Nikkei Asia reports on Google’s modest Pixel 5 phone goals:

“Google plans to produce less than 1 million Pixel 5 smartphones this year, sources told Nikkei Asia, signalling a far more conservative outlook for the internet giant’s flagship device than last year.

“Production could be as low as around 800,000 units for the 5G-capable flagship smartphone…”

The Pixel 5 runs Android 11. It supports 5G networks. There’s a six-inch screen, two back cameras; a 12.2 megapixel main camera and a 16 megapixel ultra wide camera. There is a cheaper Pixel 4A model.

A phone that waits in hold for you

One of its features allows you to have Google Assistant wait on hold until a human picks up the phone at the other end.

If Google has plans to sell the Pixel 5 in New Zealand, it is keeping quiet about them. Parallel importers have brought in previous models. The international price is US$700, which translates to around NZ$1300 or $1400 here.

This will be a rough year for phone makers. Yet if the Nikkei report is correct, Google’s own brand models will be a rounding error for the market.
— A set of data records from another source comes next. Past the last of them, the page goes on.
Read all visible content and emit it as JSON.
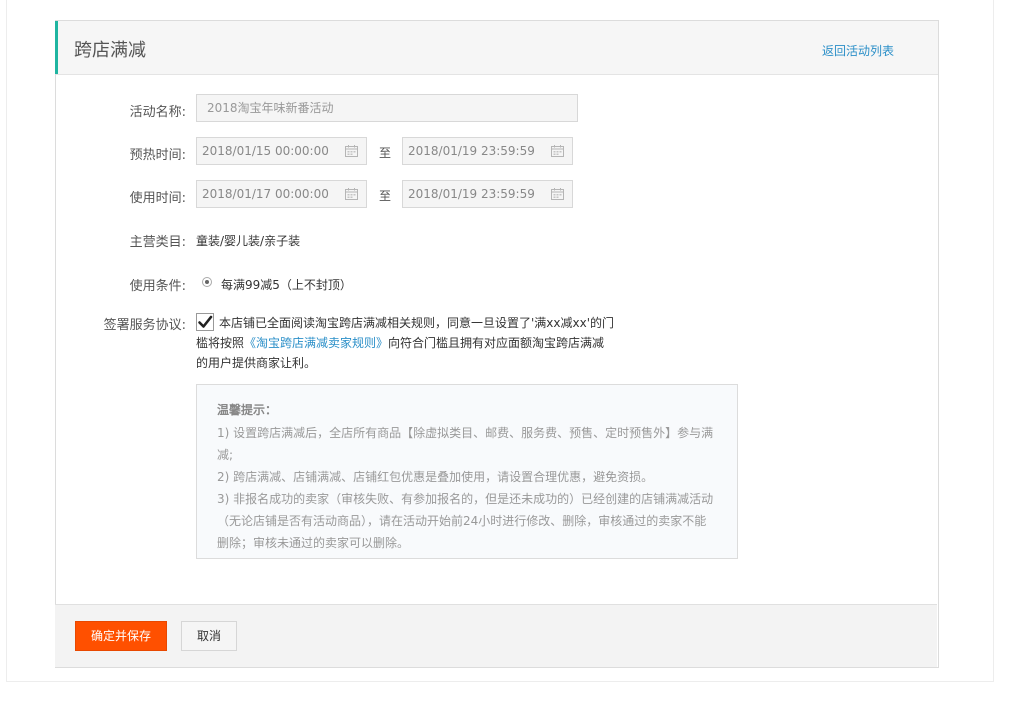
{
  "header": {
    "title": "跨店满减",
    "back_link": "返回活动列表"
  },
  "form": {
    "activity_name": {
      "label": "活动名称:",
      "value": "2018淘宝年味新番活动"
    },
    "preheat_time": {
      "label": "预热时间:",
      "start": "2018/01/15 00:00:00",
      "to": "至",
      "end": "2018/01/19 23:59:59"
    },
    "use_time": {
      "label": "使用时间:",
      "start": "2018/01/17 00:00:00",
      "to": "至",
      "end": "2018/01/19 23:59:59"
    },
    "category": {
      "label": "主营类目:",
      "value": "童装/婴儿装/亲子装"
    },
    "condition": {
      "label": "使用条件:",
      "option": "每满99减5（上不封顶）"
    },
    "agreement": {
      "label": "签署服务协议:",
      "checked": true,
      "text_part1": "本店铺已全面阅读淘宝跨店满减相关规则，同意一旦设置了'满xx减xx'的门槛将按照",
      "link": "《淘宝跨店满减卖家规则》",
      "text_part2": "向符合门槛且拥有对应面额淘宝跨店满减的用户提供商家让利。"
    }
  },
  "tips": {
    "title": "温馨提示：",
    "items": [
      "1) 设置跨店满减后，全店所有商品【除虚拟类目、邮费、服务费、预售、定时预售外】参与满减;",
      "2) 跨店满减、店铺满减、店铺红包优惠是叠加使用，请设置合理优惠，避免资损。",
      "3) 非报名成功的卖家（审核失败、有参加报名的，但是还未成功的）已经创建的店铺满减活动（无论店铺是否有活动商品），请在活动开始前24小时进行修改、删除，审核通过的卖家不能删除；审核未通过的卖家可以删除。"
    ]
  },
  "footer": {
    "confirm_label": "确定并保存",
    "cancel_label": "取消"
  },
  "colors": {
    "accent": "#1fb5a1",
    "primary_button": "#ff5000",
    "link": "#2b8fc8"
  },
  "icons": {
    "calendar": "calendar-icon",
    "checkmark": "checkmark-icon"
  }
}
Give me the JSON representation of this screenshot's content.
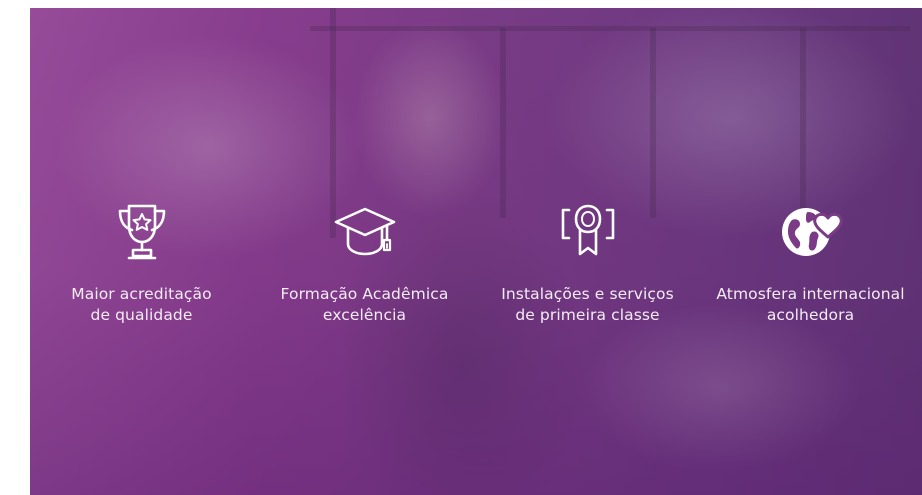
{
  "features": [
    {
      "icon": "trophy-star-icon",
      "line1": "Maior acreditação",
      "line2": "de qualidade"
    },
    {
      "icon": "graduation-cap-icon",
      "line1": "Formação Acadêmica",
      "line2": "excelência"
    },
    {
      "icon": "award-ribbon-icon",
      "line1": "Instalações e serviços",
      "line2": "de primeira classe"
    },
    {
      "icon": "globe-heart-icon",
      "line1": "Atmosfera internacional",
      "line2": "acolhedora"
    }
  ],
  "colors": {
    "overlay": "#8a3f8f",
    "text": "#ffffff"
  }
}
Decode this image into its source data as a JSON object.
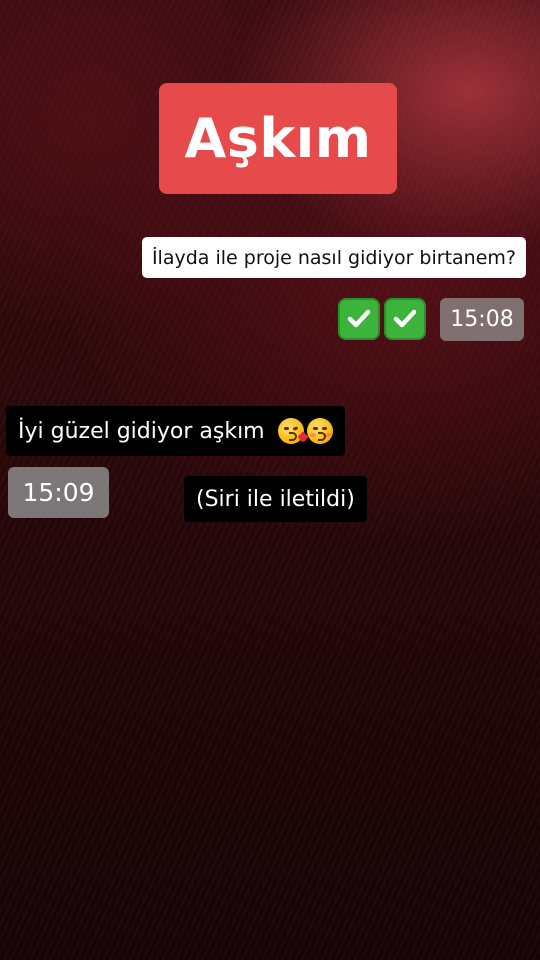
{
  "title": "Aşkım",
  "messages": {
    "question": "İlayda ile proje nasıl gidiyor birtanem?",
    "question_time": "15:08",
    "answer": "İyi güzel gidiyor aşkım",
    "answer_time": "15:09",
    "siri_note": "(Siri ile iletildi)"
  },
  "icons": {
    "check": "check-mark-button-icon",
    "emoji_1": "face-blowing-kiss-icon",
    "emoji_2": "kissing-face-with-smiling-eyes-icon"
  },
  "colors": {
    "title_badge": "#e64a4a",
    "check_green": "#3cb33b",
    "timestamp_bg": "#969696"
  }
}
Let’s put the number in perspective. Phone makers shipped 295 million phones in the second quarter of 2020.

A rounding error

Even the most bearish observers expect to see more than a billion units sold during the full year. On those numbers Google won’t account for 0.1 percent of the total.

Samsung, which like Google uses Android, should sell more than 200 million phones. Huawei, which can no longer use Google services expects to sell a similar number.

As the Nikkei story points out, Google’s phone making suffered in the Covid-19 pandemic. But then every phone maker hit the same problem.

The Pixel phones are oddballs. In the US a single carrier, Verizon, lists them. Americans are more inclined than people elsewhere to buy their phones from carriers.

Not a phone business

For Google, phones represents a tiny slice of the business. They don’t need to make money. Pixel phones are more about Google showcasing technology. It’s no accident the wait on hold feature appeared first on a Pixel phone.

They serve to put pressure on other phone makers to continue innovating.

Google may want to keep a toe-hold in the market for strategic purposes. For now, Pixel is not mission critical at Google. It’s a hedge against a possible future.

Phones are mission critical for the big brands: Samsung, Apple and Huawei. For those companies, phones are central. They provide cash flow, and, all being well, profit.

Google’s goal is to push as much traffic as possible through the company’s data collection, if you like, surveillance, services. Pixel helps keep that on the boil.

The company has deep enough pockets to push the button and ramp up production. It may do that one day if it is necessary. Pixel means if that happens, Google won’t be starting from a long way behind the pack.